People who inject amphetamines may experience inflamed and swollen arteries that can, in turn, lead to blood-vessel changes and tissue loss. This blockage of blood flow in the vessels of the brain may trigger a stroke. Intravenous users of amphetamines may also develop lung problems caused by materials that are included as cutting agents or as buffers and binding agents in drugs that come in pill form but are liquefied and injected. These substances do not dissolve, so particles may lodge in the lungs, causing damage. These same buffers and binding agents may also become lodged in various capillary systems, including the tiny blood vessels in the eye.

Bone infections (osteomyelitis) are a common complication of injecting drug use. Gangrene can develop from cutting off circulation to the limbs and may lead to amputation or death. Injecting drug use also contributes to reduced immune system functioning, making the user more susceptible to disease and related complications.

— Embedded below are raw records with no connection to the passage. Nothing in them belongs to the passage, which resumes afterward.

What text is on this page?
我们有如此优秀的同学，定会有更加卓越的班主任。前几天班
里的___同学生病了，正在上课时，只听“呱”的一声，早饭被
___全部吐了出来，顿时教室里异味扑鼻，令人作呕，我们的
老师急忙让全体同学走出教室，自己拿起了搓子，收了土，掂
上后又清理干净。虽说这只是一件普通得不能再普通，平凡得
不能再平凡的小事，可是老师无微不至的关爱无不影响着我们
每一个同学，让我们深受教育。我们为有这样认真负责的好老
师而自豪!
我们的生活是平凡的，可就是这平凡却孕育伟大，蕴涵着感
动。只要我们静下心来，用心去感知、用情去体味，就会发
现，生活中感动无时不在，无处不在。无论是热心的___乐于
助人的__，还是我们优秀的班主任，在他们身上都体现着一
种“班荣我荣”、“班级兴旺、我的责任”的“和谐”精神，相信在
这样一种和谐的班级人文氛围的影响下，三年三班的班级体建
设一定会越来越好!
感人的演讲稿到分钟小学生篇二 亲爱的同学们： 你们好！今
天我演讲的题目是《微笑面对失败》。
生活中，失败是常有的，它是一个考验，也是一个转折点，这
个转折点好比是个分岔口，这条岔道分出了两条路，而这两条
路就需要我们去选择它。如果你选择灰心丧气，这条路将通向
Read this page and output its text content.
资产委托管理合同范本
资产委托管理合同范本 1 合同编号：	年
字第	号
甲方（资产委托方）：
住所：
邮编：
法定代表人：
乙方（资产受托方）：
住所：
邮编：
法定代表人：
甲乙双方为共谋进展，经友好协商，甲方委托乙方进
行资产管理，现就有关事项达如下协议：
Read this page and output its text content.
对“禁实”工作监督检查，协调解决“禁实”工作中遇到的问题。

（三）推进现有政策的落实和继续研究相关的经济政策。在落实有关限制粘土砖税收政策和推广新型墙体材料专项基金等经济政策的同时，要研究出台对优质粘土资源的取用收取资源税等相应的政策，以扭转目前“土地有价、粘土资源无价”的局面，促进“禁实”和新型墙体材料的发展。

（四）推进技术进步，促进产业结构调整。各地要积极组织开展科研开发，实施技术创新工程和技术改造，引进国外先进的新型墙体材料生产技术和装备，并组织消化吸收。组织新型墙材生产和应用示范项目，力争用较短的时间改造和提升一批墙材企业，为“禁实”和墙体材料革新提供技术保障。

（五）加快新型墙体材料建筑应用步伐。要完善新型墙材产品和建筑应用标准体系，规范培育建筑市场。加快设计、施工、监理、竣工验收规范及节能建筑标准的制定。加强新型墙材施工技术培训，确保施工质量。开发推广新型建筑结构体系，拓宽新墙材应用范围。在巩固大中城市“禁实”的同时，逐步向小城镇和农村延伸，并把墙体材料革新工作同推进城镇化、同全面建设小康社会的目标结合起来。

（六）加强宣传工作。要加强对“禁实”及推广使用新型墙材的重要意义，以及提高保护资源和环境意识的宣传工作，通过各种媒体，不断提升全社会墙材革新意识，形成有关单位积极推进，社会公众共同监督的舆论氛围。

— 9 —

Occasionally drugs are accidentally injected into an artery (rather than into a vein or under the skin). This produces intense pain, swelling, cyanosis (blueness), and coldness of the part of the body injected. Injecting a drug into an artery creates a medical emergency and, if untreated, may produce gangrene of the fingers, hands, toes, or feet and result in loss of these parts.

Preventing Complications Among Injecting Drug Users

The best way to avoid complications from injecting drugs is to never start. Once a person becomes a user, the best course of action is to enroll in a drug treatment program. However, until a user stops, he or she should take certain precautions to keep personal risk at a minimum. For example, the user should use new, sterile syringes for each injection. Syringes, needles, water, or drug equipment should never be shared or reused. Needle exchange programs in some areas will exchange clean, sterile needles for used, dirty needles. The goal of these programs is to keep infection rates down by offering clean needles. When sterile syringes are not available, individuals should wash syringes and other equipment with bleach, even though this procedure is not as safe as using a new, sterile syringe. Toothbrushes, razors, and personal care items that might be contaminated with blood should not be shared. Injecting drug users and their partners should also practice safer sex such as using a condom or dental dam during every sex act.